Vendredi, je commence à modifier quelques bouts de code du logiciel qu'on développe, pour afficher mon premier "hello world" dans les logs. Ca marche. Youpiii. C'est cool d'être dans un open-space, on peut interrompre à tout moment les gens à côté pour leur poser plein de questions et c'est ce que je fais. Sinon, y a un coin café avec plein de trucs à boire où à manger : y a même une machine à expresso. Les gens râlent parce qu'avec le rachat de C., il n'y a plus de bonbons ni de chips. Mais le ravitaillement devrait revenir bientôt, il faut juste que la transition se fasse avec le nouveau fournisseur de bonbons, j'imagine... Enfin tout ça pour dire que l'ambiance est plutôt bon enfant, les gens sont pratiquement tous des ex-thésards qui ont l'habitude de faire ce qu'ils veulent et ils continuent de fonctionner comme ça dans la boite. J'espère (et eux aussi d'ailleurs) que ça va continuer comme ça malgré le rachat par C. La journée se termine par une bière au pub avec quelques collègues de boulot. Puis je vais manger dans ce qui, je pense, va devenir mon repaire : un pub qui fait de la bouffe chinoise super bonne, juste à côté de chez moi. Ca fait deux fois que j'y vais, la bouffe est très bonne et le patron est très sympa.

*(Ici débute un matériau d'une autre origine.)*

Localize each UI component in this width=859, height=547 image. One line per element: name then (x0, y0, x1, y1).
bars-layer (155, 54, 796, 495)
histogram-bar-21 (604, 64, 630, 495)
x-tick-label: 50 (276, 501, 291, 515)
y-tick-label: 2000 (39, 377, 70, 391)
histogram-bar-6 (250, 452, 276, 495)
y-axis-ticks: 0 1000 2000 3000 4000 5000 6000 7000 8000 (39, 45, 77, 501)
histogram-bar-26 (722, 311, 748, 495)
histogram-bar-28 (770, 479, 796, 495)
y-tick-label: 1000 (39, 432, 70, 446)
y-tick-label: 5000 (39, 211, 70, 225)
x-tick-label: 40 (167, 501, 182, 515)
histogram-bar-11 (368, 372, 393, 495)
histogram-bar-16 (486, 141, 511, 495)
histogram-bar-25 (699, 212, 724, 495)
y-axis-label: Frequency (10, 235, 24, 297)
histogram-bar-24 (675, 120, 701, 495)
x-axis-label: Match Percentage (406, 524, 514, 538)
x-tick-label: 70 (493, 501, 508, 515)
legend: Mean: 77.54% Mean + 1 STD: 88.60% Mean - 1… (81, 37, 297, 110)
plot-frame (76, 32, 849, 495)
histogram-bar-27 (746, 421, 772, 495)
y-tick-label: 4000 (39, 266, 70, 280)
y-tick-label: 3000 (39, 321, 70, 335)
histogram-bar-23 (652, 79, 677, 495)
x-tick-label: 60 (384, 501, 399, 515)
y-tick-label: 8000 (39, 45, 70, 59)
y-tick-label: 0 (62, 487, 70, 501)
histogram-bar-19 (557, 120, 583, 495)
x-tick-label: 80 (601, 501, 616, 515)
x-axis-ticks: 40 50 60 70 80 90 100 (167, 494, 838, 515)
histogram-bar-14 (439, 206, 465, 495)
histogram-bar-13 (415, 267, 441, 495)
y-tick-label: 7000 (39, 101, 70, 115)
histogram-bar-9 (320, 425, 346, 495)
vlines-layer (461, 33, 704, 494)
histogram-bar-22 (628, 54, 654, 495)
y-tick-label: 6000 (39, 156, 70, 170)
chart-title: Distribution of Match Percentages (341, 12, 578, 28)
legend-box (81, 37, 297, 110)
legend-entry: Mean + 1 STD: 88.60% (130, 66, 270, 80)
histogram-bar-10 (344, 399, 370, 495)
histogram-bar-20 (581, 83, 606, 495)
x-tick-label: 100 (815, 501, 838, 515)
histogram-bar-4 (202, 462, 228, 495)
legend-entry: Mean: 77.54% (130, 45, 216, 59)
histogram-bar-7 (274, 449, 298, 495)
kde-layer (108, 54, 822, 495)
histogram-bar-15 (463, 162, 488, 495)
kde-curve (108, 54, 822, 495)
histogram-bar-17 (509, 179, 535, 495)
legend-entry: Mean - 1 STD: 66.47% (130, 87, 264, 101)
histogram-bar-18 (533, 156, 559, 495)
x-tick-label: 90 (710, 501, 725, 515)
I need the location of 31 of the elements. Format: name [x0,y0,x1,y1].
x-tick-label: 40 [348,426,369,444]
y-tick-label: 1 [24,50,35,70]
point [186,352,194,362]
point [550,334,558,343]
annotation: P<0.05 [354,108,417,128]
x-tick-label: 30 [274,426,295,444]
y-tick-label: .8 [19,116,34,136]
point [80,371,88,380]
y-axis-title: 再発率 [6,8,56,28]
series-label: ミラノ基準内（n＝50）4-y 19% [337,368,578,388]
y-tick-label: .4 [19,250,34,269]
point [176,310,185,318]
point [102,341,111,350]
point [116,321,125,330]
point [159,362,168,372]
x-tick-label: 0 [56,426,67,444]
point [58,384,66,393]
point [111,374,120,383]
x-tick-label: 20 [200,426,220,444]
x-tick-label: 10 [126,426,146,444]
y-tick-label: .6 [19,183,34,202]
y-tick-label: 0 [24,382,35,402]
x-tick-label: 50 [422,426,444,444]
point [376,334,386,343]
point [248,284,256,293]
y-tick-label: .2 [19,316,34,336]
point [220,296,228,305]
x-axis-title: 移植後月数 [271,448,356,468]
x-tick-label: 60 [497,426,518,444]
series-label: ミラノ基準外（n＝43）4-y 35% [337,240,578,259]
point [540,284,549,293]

Samedi. Grasse matinée, je commence à reprendre un rythme normal, après les quelques semaines de gros speed que je viens de passer. Que c'est bon de rien faire et de ne rien avoir à faire de manière urgente ... l'après-midi je vais à borders, une grosse librairie en centre ville, et je me décide à acheter mon premier livre anglais que je vais m'obliger à lire jusqu'au bout : je choisis un roman de sf d'un auteur que je connais bien, le livre fait 1143 page, mais je suis motivé. D'ailleurs j'ai commencé à lire et en fait je comprend assez bien. Je lis presque aussi vite que si c'était en français : je saute les mots que je ne comprend pas, mais bizarrement, comprendre 90% des mots d'un livre suffit pour suivre assez bien ce qui se passe (même si dès fois il faut lire plusieurs fois le même passage pour bien tout comprendre).

Dimanche. Grasse matinée, encore. Puis je vais au marché, pour acheter du saucisson d'auvergne. Bon c'est un peu cher, comparé aux saucissons français, mais c'est ma drogue alors je n'ai pas trop le choix ... J'achète aussi du pain français sur le même marché, puis je prend un petit "iced mocha" au starbucks café du coin. Et je décide enfin de me lancer dans l'écriture d'un blog.

Voilà voilà, amis lecteurs, le début d'une nouvelle aventure. Elle risque d'être moins trépidante que l'histoire singapourienne, mais qui sait ce qu'il peut arriver au pays des tasses de thé ?

2 commentaires:

Anonyme a dit…

Très sympa, j'espère que le moral va. Généralement ces phases de transition sont accompagnées d'un gros vague à l'âme assez difficile à contenir, qui mûte avec le temps. Et, tout aussi bizarre que cela puisse paraître, la nature humaine à tendance à vouloir écouter de la musique toute aussi sensible pour alimenter se mal-être et l'entretenir histoire de bien en chier et bien réaliser que la page est belle et bien tournée... Là c'est pas une page, c'est plutôt une feuille un peu plus rigide même peut-être cartonnée qui sépareraît un chapitre tout neuf, qu'on veut dévorer à pleines dents, d'un autre chapitre, tout juste digéré, encore un peu sur l'estomac ;)

Je partage tes plaisirs, je reviens d'Espagne pays, lui aussi, envahi par l'empire Starbucks... J'ose l'avouer, leur Frapuccino moka sont bougrement appétissants et assez salvateurs.

Grosse bise Thomas et à très bientôt, plein de courage.

Thomas a dit…

Cher poète anonyme (Yves ?),

je te rassure, je n'ai pas de vague à l'âme pour le moment. Juste de la curiosité et l'envie de découvrir cette nouvelle ville et vie. Enfin, pour le moment j'ai surtout l'impression d'être en déplacement temporaire et j'ai un peu de mal à me faire à l'idée que je suis ici pour plus d'un an.